Na da nehme ich mal Jeanette!


----------



## Cherubini (19 Nov. 2009)

schon überraschend, dass Theresa Underberg führt, oder?


----------



## Unregistriert (19 Nov. 2009)

Ja, finde ich auch. Aber Sie ist ja auch eine wirklich gute und hübsche Schauspielerin. Sie Spielt auch ne bessere Rolle als Jeanette.


----------



## Christian Behne (21 Nov. 2009)

ich liebe lucy also fräulein tkotsch kriegt meine stimme


----------



## ip1 (24 Nov. 2009)

Jessy Susan und Anne 
schade das ich nur 1 Stimme hab


----------



## flieder (1 Dez. 2009)

sarah tkotsch - die jungschauspielerin hat echt ausdruck!


----------



## Walt (16 Dez. 2009)

ENDSPURT!

Nur noch knapp 4 Tage und mindestens drei Soap-Girls haben noch reale Siegchancen:

Jeanette Biedermann = 72 Stimmen

Sarah Ulrich = 72 Stimmen

Theresa Underberg = 76 Stimmen.

Auf gehts User: Wer wird DEUTSCHLANDS SOAP-GIRL 2009?

IHR ENTSCHEIDET ES - JETZT!


----------



## NY65 (17 Dez. 2009)

Meine Stimme geht ganz klar an Theresa Underberg.
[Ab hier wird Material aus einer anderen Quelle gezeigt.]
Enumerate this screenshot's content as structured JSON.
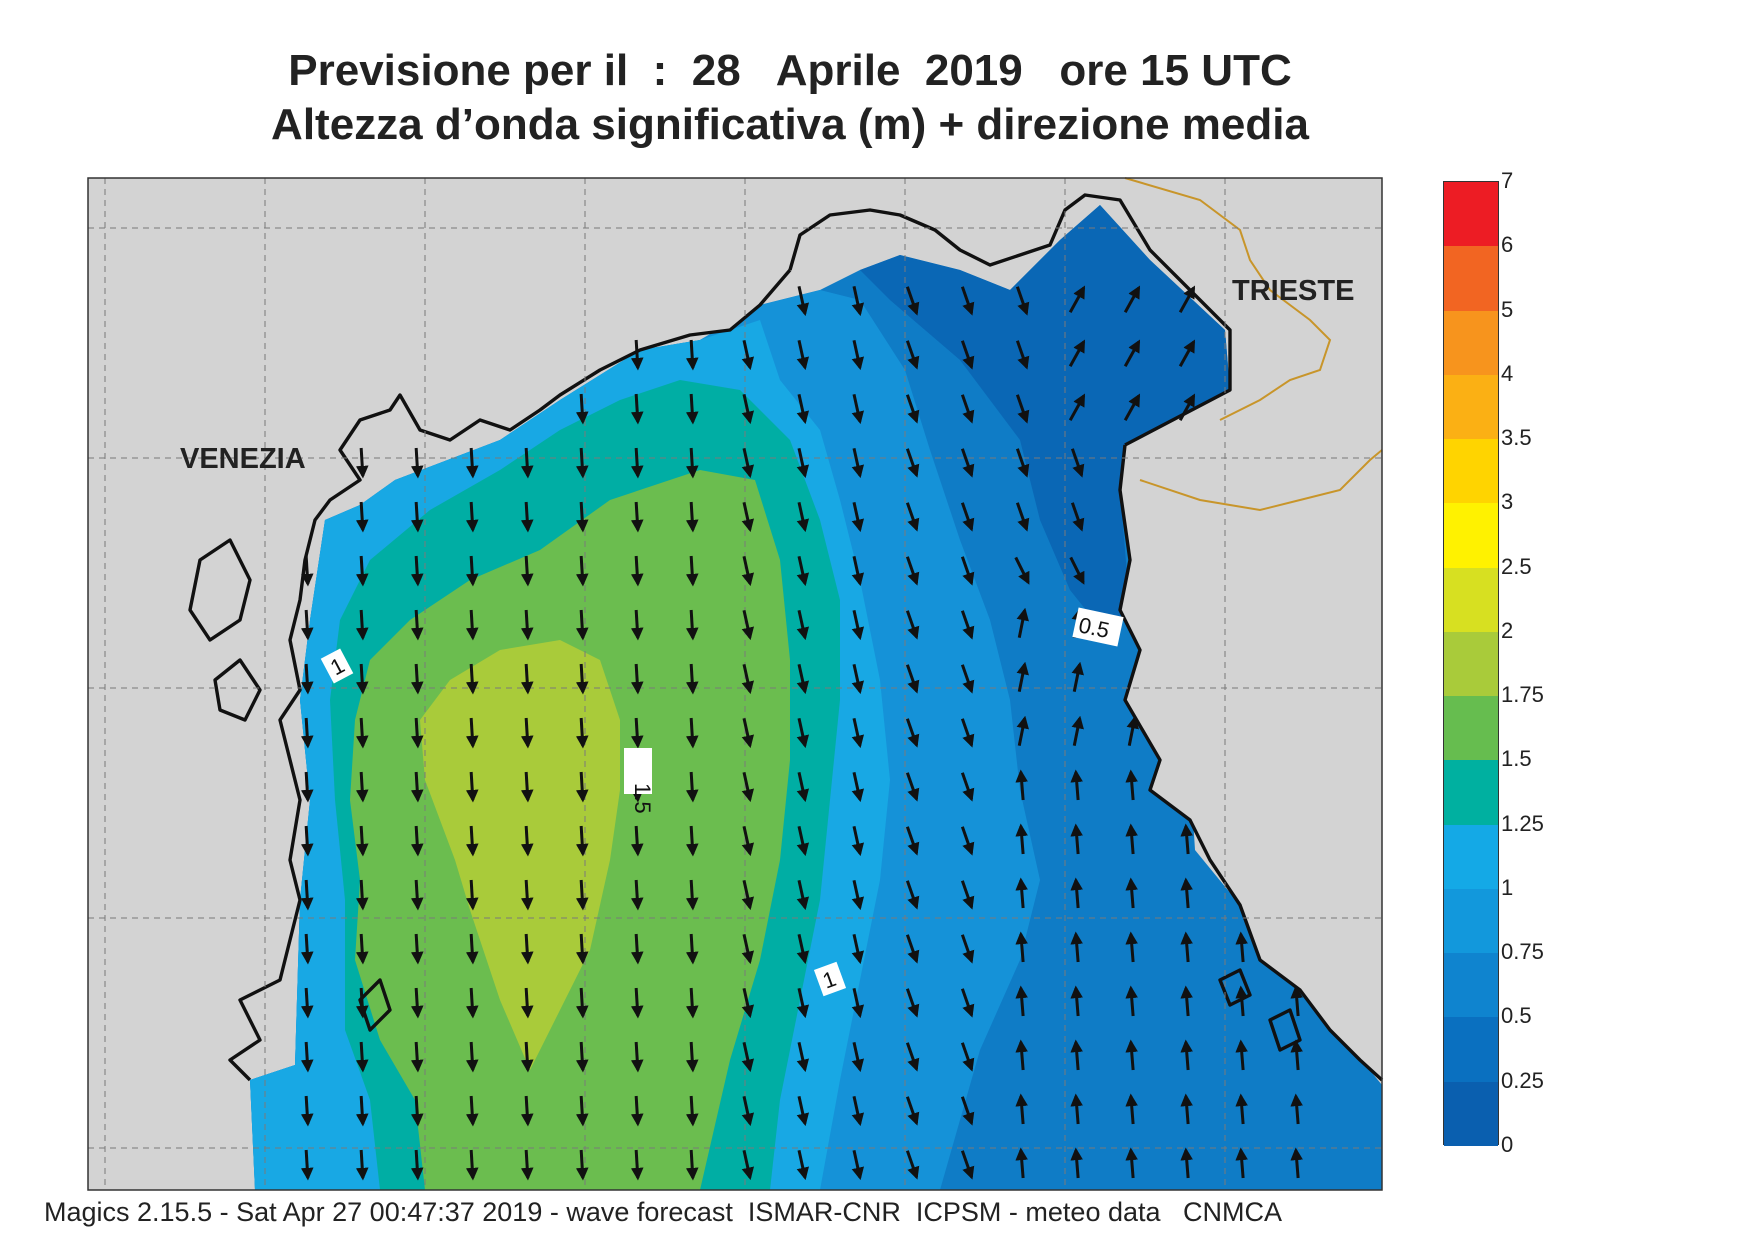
{
  "header": {
    "line1": "Previsione per il  :  28   Aprile  2019   ore 15 UTC",
    "line2": "Altezza d’onda significativa (m) + direzione media"
  },
  "map": {
    "cities": [
      {
        "name": "VENEZIA"
      },
      {
        "name": "TRIESTE"
      }
    ],
    "contour_labels": [
      "1",
      "1.5",
      "0.5",
      "1"
    ],
    "land_color": "#d3d3d3",
    "coast_color": "#111111",
    "border_color": "#c8952a",
    "arrow_color": "#111111",
    "zone_colors": {
      "b025": "#0a67b5",
      "b050": "#0f7cc6",
      "b075": "#1592d8",
      "b100": "#18a8e4",
      "b125": "#00aea4",
      "b150": "#6bbd4f",
      "b175": "#a9cb3a"
    }
  },
  "legend": {
    "bins": [
      {
        "label": "0",
        "color": "#0a5faf"
      },
      {
        "label": "0.25",
        "color": "#0a70c0"
      },
      {
        "label": "0.5",
        "color": "#0f84cf"
      },
      {
        "label": "0.75",
        "color": "#1298dc"
      },
      {
        "label": "1",
        "color": "#14a9e6"
      },
      {
        "label": "1.25",
        "color": "#00b0a0"
      },
      {
        "label": "1.5",
        "color": "#66bd4f"
      },
      {
        "label": "1.75",
        "color": "#a9cb3a"
      },
      {
        "label": "2",
        "color": "#d7e021"
      },
      {
        "label": "2.5",
        "color": "#fff200"
      },
      {
        "label": "3",
        "color": "#ffd400"
      },
      {
        "label": "3.5",
        "color": "#fbb014"
      },
      {
        "label": "4",
        "color": "#f7941d"
      },
      {
        "label": "5",
        "color": "#f26522"
      },
      {
        "label": "6",
        "color": "#ed1c24"
      },
      {
        "label": "7",
        "color": "#ee145b"
      }
    ]
  },
  "footer": {
    "text": "Magics 2.15.5 - Sat Apr 27 00:47:37 2019 - wave forecast  ISMAR-CNR  ICPSM - meteo data   CNMCA"
  }
}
Sie hat die schönsten Augen.:thumbup:


----------



## flocke21 (17 Dez. 2009)

stimme ist raus =))))


----------



## Walt (20 Dez. 2009)

*Jeanette Biedermann und Theresa Underberg sind gemeinsam zu "Deutschlands-Soap-Girl 2009" gewählt worden.*

40 deutsche Soap-Girls wurden in zwei getrennten Abstimmungsgruppen nominiert. Davon haben es die besten 11 in diese Finalabstimmung geschafft. 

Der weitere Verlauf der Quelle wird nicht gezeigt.